Par décisions de la Commission d'indemnisation des victimes d'infractions du tribunal de grande instance de LYON en date des 18 avril 2003 et 13 février 2004, ont été allouées à Monsieur D... les sommes de 10.000,00 euros et 54.785,46 euros et par décision en date du 1er juillet 2005, à Monsieur E... la somme de 4.700,00 euros.

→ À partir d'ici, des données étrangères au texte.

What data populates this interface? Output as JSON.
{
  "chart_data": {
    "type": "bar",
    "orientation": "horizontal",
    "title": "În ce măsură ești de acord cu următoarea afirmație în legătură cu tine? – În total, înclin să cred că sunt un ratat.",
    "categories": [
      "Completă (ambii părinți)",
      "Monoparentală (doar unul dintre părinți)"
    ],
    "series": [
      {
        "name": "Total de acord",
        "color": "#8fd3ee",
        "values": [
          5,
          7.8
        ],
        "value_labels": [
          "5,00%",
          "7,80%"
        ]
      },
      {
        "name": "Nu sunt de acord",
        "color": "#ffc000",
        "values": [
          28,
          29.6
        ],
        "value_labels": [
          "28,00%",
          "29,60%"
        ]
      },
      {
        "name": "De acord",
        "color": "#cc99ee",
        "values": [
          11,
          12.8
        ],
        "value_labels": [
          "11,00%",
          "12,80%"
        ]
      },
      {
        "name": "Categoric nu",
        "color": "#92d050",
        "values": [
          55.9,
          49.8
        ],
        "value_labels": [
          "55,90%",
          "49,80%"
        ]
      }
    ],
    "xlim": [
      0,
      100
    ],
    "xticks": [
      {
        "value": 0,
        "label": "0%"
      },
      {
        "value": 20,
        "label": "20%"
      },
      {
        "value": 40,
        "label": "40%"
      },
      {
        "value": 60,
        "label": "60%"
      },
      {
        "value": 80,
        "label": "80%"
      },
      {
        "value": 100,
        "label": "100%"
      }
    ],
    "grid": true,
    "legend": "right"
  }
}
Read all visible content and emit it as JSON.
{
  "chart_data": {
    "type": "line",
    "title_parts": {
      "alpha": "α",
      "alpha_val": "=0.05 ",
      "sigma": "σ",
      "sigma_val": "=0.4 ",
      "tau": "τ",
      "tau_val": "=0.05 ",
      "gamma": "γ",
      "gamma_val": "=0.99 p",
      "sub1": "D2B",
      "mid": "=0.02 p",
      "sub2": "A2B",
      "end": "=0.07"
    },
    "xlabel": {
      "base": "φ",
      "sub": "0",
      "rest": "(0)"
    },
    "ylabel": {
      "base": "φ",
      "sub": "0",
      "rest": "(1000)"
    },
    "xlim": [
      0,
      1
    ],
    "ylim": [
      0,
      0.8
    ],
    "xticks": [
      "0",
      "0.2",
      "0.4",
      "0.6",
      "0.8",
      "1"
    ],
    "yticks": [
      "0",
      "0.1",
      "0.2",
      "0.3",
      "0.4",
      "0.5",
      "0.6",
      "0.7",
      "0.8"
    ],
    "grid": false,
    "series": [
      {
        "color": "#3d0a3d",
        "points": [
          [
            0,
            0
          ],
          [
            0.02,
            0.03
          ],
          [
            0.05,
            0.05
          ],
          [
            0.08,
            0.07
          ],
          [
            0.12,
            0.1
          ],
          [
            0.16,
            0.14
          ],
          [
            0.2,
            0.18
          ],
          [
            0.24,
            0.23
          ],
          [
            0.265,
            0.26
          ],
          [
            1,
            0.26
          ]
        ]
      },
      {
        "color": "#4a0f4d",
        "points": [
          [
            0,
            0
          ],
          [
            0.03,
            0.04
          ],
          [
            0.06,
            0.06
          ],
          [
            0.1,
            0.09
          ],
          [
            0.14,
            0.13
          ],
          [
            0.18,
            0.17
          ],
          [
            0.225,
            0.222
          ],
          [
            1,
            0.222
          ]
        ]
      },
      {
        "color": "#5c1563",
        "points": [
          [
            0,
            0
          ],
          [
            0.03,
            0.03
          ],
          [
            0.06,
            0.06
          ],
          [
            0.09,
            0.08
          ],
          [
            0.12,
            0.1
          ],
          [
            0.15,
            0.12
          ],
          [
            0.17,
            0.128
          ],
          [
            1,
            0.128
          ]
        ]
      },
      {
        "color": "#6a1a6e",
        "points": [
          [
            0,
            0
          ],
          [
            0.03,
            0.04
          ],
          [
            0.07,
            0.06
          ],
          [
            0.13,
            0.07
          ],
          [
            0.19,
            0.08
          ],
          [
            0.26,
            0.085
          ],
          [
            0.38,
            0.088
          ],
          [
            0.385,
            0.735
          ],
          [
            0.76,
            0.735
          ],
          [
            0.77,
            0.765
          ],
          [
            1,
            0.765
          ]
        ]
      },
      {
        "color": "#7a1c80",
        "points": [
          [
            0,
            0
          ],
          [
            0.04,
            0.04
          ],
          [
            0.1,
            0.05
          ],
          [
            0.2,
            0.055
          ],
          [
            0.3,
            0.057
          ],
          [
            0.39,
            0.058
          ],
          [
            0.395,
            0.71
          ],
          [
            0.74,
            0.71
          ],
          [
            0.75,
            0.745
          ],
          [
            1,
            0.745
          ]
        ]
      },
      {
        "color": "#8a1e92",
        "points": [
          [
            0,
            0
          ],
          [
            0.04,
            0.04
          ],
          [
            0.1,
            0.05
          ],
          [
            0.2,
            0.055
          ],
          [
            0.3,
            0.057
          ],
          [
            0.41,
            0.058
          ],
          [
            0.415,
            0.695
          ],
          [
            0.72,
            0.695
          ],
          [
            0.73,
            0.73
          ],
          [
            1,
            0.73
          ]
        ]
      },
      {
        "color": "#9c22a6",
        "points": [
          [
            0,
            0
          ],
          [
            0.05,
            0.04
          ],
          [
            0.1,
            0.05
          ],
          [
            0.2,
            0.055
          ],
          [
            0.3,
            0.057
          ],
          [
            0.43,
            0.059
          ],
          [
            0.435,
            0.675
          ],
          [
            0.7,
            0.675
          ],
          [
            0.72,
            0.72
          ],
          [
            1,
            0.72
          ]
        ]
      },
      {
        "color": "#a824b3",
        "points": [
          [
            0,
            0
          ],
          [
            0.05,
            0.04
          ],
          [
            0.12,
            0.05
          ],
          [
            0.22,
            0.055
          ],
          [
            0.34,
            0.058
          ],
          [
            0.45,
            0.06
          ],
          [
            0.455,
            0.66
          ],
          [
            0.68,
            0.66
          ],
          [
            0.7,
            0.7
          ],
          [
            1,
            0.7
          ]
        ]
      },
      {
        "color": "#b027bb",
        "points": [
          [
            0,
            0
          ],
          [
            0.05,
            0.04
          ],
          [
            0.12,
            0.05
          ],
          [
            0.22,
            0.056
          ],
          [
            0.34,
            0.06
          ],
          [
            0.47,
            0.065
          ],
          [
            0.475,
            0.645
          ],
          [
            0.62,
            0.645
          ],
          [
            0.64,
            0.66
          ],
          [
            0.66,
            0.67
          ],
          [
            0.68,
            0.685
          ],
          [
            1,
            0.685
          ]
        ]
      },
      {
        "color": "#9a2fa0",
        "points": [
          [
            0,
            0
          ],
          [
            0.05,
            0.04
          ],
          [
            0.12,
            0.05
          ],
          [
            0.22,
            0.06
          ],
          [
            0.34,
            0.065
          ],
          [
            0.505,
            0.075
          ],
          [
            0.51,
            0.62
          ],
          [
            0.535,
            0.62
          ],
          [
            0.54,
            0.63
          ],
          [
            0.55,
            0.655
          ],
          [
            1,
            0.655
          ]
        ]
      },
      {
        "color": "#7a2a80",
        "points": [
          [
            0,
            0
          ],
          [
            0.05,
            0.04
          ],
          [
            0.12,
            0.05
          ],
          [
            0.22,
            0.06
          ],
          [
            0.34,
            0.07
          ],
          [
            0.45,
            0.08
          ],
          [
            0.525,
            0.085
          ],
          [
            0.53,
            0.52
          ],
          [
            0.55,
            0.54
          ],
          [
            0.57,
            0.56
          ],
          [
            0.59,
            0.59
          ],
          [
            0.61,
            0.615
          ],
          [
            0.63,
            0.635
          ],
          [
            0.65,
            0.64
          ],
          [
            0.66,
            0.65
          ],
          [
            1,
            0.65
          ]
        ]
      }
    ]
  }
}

En exécution de sept décisions du Tribunal Correctionnel de LYON et de la CIVI du tribunal de grande instance de LYON, le Fonds de Garantie des Victimes des Actes de Terrorisme et d'Autres Infractions (FGTI) subrogé dans les droits de la victime conformément à l'article 706-11 du code de procédure pénale a fait pratiquer, selon procès verbal du 27 juillet 2017, une saisie-attribution des comptes bancaires de Monsieur Y... détenus par la banque CIC Sud Ouest pour un montant de 110.466,59 euros ; cette saisie a été dénoncée le 1er août 2017 à Monsieur Y....

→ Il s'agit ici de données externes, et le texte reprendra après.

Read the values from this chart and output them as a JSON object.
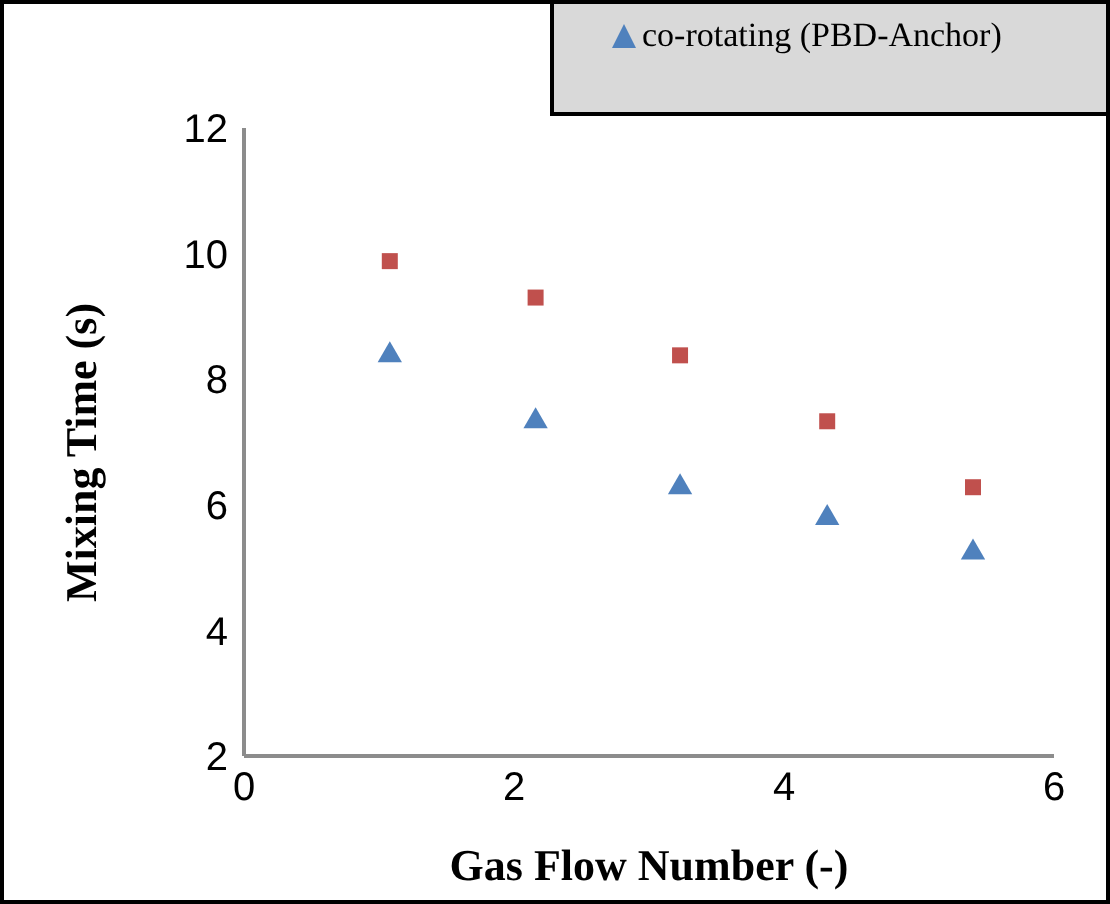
{
  "chart_data": {
    "type": "scatter",
    "xlabel": "Gas Flow Number (-)",
    "ylabel": "Mixing Time (s)",
    "xlim": [
      0,
      6
    ],
    "xticks": [
      0,
      2,
      4,
      6
    ],
    "ylim": [
      2,
      12
    ],
    "yticks": [
      2,
      4,
      6,
      8,
      10,
      12
    ],
    "legend": "top right",
    "x": [
      1.08,
      2.16,
      3.23,
      4.32,
      5.4
    ],
    "series": [
      {
        "color": "#c0504d",
        "marker": "square",
        "values": [
          9.88,
          9.3,
          8.38,
          7.33,
          6.28
        ]
      },
      {
        "name": "co-rotating (PBD-Anchor)",
        "color": "#4f81bd",
        "marker": "triangle",
        "values": [
          8.38,
          7.33,
          6.28,
          5.79,
          5.24
        ]
      }
    ]
  }
}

Par acte d'huissier du 28 août 2017, Monsieur Yasser Y... et Madame Vanessa Z... ont assigné le FGTI et la SCP Emmanuel PERES- Alexandra MALE- Christian RAYNAUD-SENEGAS, huissiers de justice associés aux fins de voir prononcer la nullité de la saisie-attribution, sa mainlevée, limiter la saisie à cinq années d'intérêts, déclarer insaisissables les sommes saisies et condamner le FGTI et de la SCP d'huissiers de justice au paiement de la somme de 2.000,00 euros au titre de l'article 700 du code de procédure civile.
Par jugement du 29 novembre 2017 qui a reconnu au FGTI la possibilité de se prévaloir à l'encontre de Monsieur Y... des jugements du tribunal correctionnel de LYON et de la CIVI de LYON, une réouverture des débats a été ordonnée pour permettre au FGTI de produire les copies exécutoires des décisions fondant les poursuites et recueillir, au besoin, les observations des parties sur ce point.

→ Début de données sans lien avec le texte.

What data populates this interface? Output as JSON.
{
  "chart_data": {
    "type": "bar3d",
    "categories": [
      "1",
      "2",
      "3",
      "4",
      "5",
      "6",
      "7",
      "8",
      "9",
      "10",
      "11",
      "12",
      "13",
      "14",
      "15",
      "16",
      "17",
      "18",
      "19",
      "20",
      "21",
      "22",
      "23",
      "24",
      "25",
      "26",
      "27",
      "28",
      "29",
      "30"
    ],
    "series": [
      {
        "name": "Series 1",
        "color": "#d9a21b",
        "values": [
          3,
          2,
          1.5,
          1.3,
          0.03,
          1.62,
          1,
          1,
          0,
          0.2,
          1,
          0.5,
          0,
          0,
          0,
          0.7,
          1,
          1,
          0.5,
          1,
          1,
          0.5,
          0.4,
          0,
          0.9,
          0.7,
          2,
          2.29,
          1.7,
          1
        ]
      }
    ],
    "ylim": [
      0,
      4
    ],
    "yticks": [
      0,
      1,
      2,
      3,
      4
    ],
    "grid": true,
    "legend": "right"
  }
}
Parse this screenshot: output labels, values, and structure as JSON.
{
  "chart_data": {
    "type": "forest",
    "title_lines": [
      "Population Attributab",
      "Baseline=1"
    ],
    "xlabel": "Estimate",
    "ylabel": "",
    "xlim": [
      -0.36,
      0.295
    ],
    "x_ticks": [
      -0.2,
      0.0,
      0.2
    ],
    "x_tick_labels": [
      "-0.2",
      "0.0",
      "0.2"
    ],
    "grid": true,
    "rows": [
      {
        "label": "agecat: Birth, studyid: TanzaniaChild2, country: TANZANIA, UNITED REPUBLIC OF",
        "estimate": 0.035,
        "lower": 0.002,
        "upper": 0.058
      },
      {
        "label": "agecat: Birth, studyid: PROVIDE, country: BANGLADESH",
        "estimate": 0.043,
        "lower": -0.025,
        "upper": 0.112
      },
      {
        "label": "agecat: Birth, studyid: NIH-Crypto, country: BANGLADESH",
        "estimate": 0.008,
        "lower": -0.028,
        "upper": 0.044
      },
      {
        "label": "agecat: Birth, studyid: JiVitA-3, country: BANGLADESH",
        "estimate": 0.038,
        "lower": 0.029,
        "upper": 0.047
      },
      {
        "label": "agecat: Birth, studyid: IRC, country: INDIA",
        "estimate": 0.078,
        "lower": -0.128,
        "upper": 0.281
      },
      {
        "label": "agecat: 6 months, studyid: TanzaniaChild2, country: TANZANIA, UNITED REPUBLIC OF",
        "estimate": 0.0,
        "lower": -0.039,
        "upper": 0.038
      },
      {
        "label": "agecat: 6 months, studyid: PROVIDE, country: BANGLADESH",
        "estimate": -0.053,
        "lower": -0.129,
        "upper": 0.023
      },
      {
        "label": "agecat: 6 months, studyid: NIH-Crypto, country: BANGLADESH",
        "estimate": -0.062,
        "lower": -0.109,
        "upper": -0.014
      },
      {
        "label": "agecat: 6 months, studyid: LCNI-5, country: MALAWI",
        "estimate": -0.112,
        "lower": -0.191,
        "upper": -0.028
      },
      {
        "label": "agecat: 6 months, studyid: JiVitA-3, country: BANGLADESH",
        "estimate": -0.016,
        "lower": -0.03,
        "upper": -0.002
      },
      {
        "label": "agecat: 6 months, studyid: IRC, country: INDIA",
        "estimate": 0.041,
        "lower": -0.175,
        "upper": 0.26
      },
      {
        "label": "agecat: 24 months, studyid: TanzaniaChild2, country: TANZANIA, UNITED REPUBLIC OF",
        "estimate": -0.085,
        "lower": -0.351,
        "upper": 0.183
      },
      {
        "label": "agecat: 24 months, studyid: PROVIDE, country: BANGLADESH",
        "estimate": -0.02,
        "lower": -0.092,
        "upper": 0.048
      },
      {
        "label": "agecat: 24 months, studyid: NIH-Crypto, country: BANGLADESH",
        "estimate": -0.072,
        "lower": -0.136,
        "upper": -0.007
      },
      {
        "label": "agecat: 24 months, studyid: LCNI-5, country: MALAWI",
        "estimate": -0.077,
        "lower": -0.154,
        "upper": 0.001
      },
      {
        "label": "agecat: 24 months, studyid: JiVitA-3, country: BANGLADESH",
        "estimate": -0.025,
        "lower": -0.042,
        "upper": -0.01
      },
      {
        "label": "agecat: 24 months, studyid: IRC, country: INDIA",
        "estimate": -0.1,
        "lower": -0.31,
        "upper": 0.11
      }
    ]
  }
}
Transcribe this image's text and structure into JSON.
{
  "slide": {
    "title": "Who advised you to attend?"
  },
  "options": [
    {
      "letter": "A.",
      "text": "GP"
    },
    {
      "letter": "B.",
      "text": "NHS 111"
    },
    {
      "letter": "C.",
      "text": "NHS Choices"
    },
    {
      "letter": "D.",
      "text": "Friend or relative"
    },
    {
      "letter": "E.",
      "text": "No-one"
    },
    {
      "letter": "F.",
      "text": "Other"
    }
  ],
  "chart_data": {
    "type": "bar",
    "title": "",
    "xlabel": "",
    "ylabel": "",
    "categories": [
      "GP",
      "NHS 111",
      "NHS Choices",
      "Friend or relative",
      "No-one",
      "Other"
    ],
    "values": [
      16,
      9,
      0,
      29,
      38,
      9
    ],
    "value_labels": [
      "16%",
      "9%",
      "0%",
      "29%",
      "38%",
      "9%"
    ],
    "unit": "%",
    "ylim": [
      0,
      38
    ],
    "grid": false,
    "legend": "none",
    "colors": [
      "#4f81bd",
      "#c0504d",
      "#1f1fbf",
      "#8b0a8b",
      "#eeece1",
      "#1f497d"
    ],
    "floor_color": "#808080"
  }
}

Par jugement en date du 7 février 2018, le juge de l'exécution du tribunal de grande instance de TOULOUSE a :
- débouté Monsieur Yasser Y... et Madame Vanessa Z... de leurs contestations et demandes,
- condamné solidairement Monsieur Yasser Y... et Madame Vanessa Z... à payer au FGTI et à la SCP FERES- MALE- RAYNAUD-SENEGAS la somme de 1.000,00 euros en application de l'article 700 du code de procédure civile,
- rejeté toute autre demande,
- condamné Monsieur Yasser Y... et Madame Vanessa Z... aux dépens,
- rappelé que le jugement est exécutoire par provision de plein droit.
Tous les chefs du jugement sont expressément critiqués dans la déclaration d'appel.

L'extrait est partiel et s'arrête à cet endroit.